About Luma Financial Technologies
Founded in 2018, Luma Financial Technologies (“Luma”) has pioneered a cutting-edge fintech software platform that has been adopted by broker/dealer firms, RIA offices, and private banks around the world. By using Luma, institutional and retail investors have a fully customizable, independent, buy-side technology platform that helps financial teams more efficiently learn about, research, purchase, and manage alternative investments as well as annuities. Luma gives these users the ability to oversee the full, end-to-end process lifecycle by offering a suite of solutions. These include education resources and training materials; creation and pricing of custom structured products; electronic order entry; and post-trade management. By prioritizing transparency and ease of use, Luma is a multi-issuer, multi-wholesaler, and multi-product option that advisors can utilize to best meet their clients’ specific portfolio needs. Headquartered in Cincinnati, OH, Luma also has offices in New York, NY, Miami, FL, Zurich, Switzerland, and Lisbon, Portugal. For more information, please visit Luma’s website
About the role
At Luma, our Site Reliability Engineer (SRE) team keeps our platform reliable, secure, and lightning fast. They own everything from AWS infrastructure and Kubernetes clusters to CI/CD pipelines, monitoring, and alerting. If you’re passionate about tackling big challenges, automating at scale, and making systems more resilient, we’d love to have you on the team.
What you'll do
- Collaborate with product engineering teams to design and build the infrastructure their services run on.
- Keep our Kubernetes clusters on AWS EKS running smoothly, secure, and ready to scale.
- Design and deliver resilience strategies that cover multi-region architecture, backups, disaster recovery, and failover.
- Automate infrastructure with Terraform and Infrastructure-as-Code, reducing manual effort and human error.
- Help teams ship faster by improving CI/CD pipelines and deployment practices.
- Monitor performance and reliability using modern observability tools.

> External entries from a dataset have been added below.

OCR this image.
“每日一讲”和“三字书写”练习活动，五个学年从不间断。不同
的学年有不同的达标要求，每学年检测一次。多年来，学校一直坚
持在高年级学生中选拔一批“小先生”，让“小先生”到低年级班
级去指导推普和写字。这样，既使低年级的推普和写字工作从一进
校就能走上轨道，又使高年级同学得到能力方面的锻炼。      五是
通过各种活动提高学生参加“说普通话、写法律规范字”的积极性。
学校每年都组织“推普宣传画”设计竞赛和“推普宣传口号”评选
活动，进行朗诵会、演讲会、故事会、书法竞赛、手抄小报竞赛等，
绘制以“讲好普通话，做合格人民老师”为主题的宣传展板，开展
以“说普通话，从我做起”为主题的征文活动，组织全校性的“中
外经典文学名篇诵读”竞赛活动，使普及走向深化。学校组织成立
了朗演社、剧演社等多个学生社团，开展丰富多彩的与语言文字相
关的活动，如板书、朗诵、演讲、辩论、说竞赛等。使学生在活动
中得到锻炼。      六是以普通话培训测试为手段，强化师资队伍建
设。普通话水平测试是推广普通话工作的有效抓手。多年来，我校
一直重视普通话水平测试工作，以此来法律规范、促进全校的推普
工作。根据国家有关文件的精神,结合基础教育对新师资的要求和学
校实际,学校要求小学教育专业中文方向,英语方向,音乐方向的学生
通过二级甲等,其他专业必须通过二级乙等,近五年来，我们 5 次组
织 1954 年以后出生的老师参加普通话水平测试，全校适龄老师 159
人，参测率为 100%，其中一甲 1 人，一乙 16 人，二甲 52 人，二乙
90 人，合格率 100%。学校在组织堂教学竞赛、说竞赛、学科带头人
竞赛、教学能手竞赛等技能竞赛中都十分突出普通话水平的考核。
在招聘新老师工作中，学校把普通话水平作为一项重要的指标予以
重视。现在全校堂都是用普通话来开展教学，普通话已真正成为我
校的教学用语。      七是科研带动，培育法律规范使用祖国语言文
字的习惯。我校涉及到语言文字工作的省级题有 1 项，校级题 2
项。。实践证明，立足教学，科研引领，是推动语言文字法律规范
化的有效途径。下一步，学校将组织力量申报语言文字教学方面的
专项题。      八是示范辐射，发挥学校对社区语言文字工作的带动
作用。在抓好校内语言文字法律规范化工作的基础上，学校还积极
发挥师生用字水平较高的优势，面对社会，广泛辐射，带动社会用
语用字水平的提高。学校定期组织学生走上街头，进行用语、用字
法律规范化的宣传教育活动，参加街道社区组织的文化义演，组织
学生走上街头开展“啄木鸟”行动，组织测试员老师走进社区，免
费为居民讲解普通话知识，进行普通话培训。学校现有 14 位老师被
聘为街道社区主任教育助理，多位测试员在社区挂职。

- Support on-call rotations and lead incident response with a focus on long-term fixes.
What We're Looking For
- You code to solve problems and are comfortable in one of the following languages: Python, Bash, Go, Java, or similar.
- You have strong experience with AWS (RDS, CloudFront, IAM, VPCs), Terraform, and Kubernetes.
- You are resilience focused, with experience designing and running systems that remain dependable during failures and recover seamlessly.
- You have hands-on experience improving and operating CI/CD pipelines (e.g., CircleCI, GitHub Actions, or similar) to help teams ship faster with confidence.
- You stay calm under pressure, bringing incident response expertise and strong root-cause analysis skills.
- Most importantly, you are a team player who brings clear communication, strong collaboration, and a mindset of continuous improvement.